01 March 2013
Spring is in the air
A friend sent me a picture of his garden, which had been covered in snow for weeks. When it began to melt, he imagined that everything underneath would be bleak but was surprised to see that flowers had continued to grow. The snowdrops were the first to raise their heads.
A columnist in the Independent waxed lyrical about why these flawless little flowers give such joy: "I've long thought about this, and I don't think it is simply their pure beauty, affecting though that is. It's to do with their timing, appearing as they do when the earth is still under the lock and key of winter. They're the very first sign of something else, the Candlemas bells, an undeniable signal that the warm days will come again; and I'm sure they fill me with elation because what I am looking at, against the dead tones of the winter earth, is Hope, suddenly and unmistakably manifest in white."
Hope - we can't live without it. It is a staying power in the midst of the harshest and bleakest of winters. It sustains us in seasons when life's pressures weigh heavily.
Jesus points to the flowers when teaching his disciples not to be anxious about their own economic security but to seek God's kingdom and righteousness first: "And why do you worry about clothes? See how the lilies of the field grow. They do not labor or spin. Yet I tell you that not even Solomon in all his splendor was dressed like one of these. If that is how God clothes the grass of the field, which is here today and tomorrow is thrown into the fire, will he not much more clothe you, O you of little faith?" (Matthew 6:28-34).

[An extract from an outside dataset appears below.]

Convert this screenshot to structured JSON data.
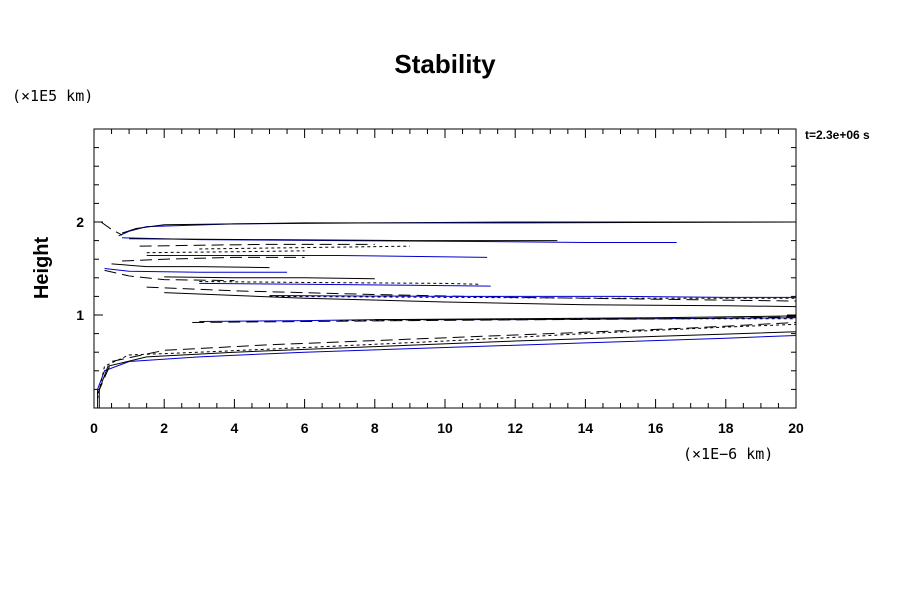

Just look at the flowers. Their beauty and growth reflect a deep truth. The realisation that God has already taken care can bring this inner transformation from anxiety to trust.
"In the midst of winter, I found there was, within me an invincible summer", wrote the philosopher Albert Camus. But that invincibility is only within us because it's been given. The apostle Paul reflects most elaborately on the role of the Spirit in life in Romans 8: "The mind governed by the flesh is death, but the mind governed by the Spirit is life and peace… And if the Spirit of him who raised Jesus from the dead is living in you, he who raised Christ from the dead will also give life to your mortal bodies because of his Spirit who lives in you" (8:6-11).
Divine life given to us. We've received the first fruit and are sustained in hope in waiting for that what we do not yet have. God's power poured out into our weakness (8:23-27). The integral link between the enduring hope and the outpouring of the Spirit starts in Romans 5 and ends in 15: "May the God of hope fill you with all joy and peace as you trust in him, so that you may overflow with hope by the power of the Holy Spirit" (15:13).
The sturdy snowdrops remind us of the durability of God's promises. The rhythm of life is in his hands. Winter seasons do end – every year. Bareness really is not the last stage. So today, bloom where you are planted. In this season of austerity and insecurity, collectively we can signify hope, a reflection in the world that God takes care indeed.
"See! The winter is past; the rains are over and gone. Flowers appear on the earth; the season of singing has come", reflects Solomon in the Song of Songs (2:11). White snowdrops appeared yesterday; colorful crocuses today; bright daffodils tomorrow, followed by an array of pastel blossoms, fragrance and fruit.
May spring burst forth in our life - followed by an invincible summer in our world.